EDITOR: I am sick and tired of the constant use of the word "entitlement" to describe Social Security and Medicare. Every day that I worked, money was taken from my earned income to pay for Social Security. A portion of Social Security income was taken for Medicare costs. We don't get it for free.
Social Security is enforced savings and, for the most part, it's the only money most retired people have to live on.
The people who are "entitled" are the members of Congress, with their large salaries for doing very little — show up, take attendance, debate some obscure bill, take a break, maybe vote, leave work early. And let's not forget their great health/retirement benefits; I suspect it's better than Medicare benefits.
It's not the 47 percent who are entitled; it's our elected representatives and the millionaires who are whining about having their 10-year tax breaks end and how they might now have to live on their investment income. Sigh. I lose a lot of sleep worrying about their predicament.
How would I describe Social Security? Money earned. How would I describe entitlement? Congress.
EDITOR: Jude Cameron's comment regarding Sonoma County Supervisor Susan Gorin's vacation seems a bit jaded ("Gorin's trip," Letters, Feb. 23). Most normal, common people, regardless of whether they have worked in the private sector, plan their vacations well in advance and place deposits, etc. Unless, one is fortunate (or unfortunate depending on how you look at it) to be flying on Air Force One, vacations are not whimsical and are well deserved.
No severance tax
EDITOR: This is regarding state Sen. Noreen Evans' proposed SB241 and the accompanying statement that "California is the only major oil-producing state without an oil severance tax. Oil taxes are major sources of revenue in Texas and Alaska" ("First look at local senators' bills," Monday).

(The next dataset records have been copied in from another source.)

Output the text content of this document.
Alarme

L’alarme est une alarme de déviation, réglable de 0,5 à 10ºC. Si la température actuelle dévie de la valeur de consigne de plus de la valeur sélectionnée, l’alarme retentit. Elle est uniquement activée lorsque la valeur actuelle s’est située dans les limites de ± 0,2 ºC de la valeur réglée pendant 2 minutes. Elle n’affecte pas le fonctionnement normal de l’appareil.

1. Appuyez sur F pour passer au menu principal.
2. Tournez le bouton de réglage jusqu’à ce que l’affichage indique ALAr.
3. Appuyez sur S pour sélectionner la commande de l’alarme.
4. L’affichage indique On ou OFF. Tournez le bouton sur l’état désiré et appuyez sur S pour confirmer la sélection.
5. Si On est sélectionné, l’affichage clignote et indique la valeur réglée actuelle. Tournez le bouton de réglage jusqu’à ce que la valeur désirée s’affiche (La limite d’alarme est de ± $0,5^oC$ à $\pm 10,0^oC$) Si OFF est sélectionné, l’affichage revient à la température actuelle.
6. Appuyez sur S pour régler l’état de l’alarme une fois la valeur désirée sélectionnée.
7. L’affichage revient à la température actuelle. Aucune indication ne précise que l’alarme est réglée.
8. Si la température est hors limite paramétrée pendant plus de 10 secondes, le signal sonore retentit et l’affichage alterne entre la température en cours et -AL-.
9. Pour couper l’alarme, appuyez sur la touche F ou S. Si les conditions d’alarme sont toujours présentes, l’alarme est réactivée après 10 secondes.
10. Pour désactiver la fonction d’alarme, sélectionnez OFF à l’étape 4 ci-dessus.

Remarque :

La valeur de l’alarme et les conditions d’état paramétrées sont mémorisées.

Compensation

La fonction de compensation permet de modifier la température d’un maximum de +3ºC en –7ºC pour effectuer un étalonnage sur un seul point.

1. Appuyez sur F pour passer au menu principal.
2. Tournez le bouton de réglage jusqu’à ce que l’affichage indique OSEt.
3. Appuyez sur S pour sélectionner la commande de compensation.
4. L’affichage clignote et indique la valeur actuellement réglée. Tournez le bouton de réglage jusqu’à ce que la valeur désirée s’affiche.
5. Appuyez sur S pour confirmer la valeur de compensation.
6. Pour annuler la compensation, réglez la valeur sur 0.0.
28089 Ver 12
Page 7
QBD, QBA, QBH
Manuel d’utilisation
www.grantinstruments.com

What's missing from the argument for the bill is that Texas and Alaska have no state income tax. In fact, Alaska returns dividends to its citizens. Should we plan on the California Legislature lowering or repealing the state income tax and possibly even returning dividends?
SB 241 is another bad bureaucratic money grab idea that will come back to bite the average citizen in the rear end. As production and distribution costs increase 10 percent to reflect the new tax, we can expect increased prices on almost everything that relies on fuel to move: agricultural products, food, beverages, building materials, appliances, household goods, consumer electronics, anything that ships via UPS, the Postal Service or FedEx, public buses, emergency vehicles and more.
This additional tax would put California citizens and businesses at a terrible economic disadvantage.
EDITOR: When we think about historic preservation, we usually think of old Victorian homes or old brick buildings in our downtowns. There is another important aspect of historic preservation — our cultural history. Oyster farming, such as the Drakes Bay Oyster Co., is part of California's cultural history and should be preserved.
Historically, San Francisco Bay was teaming with oyster farms. During the Gold Rush, Hangtown Fries (scrambled eggs and oysters) was on the menu. A young Jack London was an oyster pirate, sailing out to the oyster farms in the cover of darkness. Pollution destroyed the oyster farms in San Francisco Bay, limiting the use to pristine areas.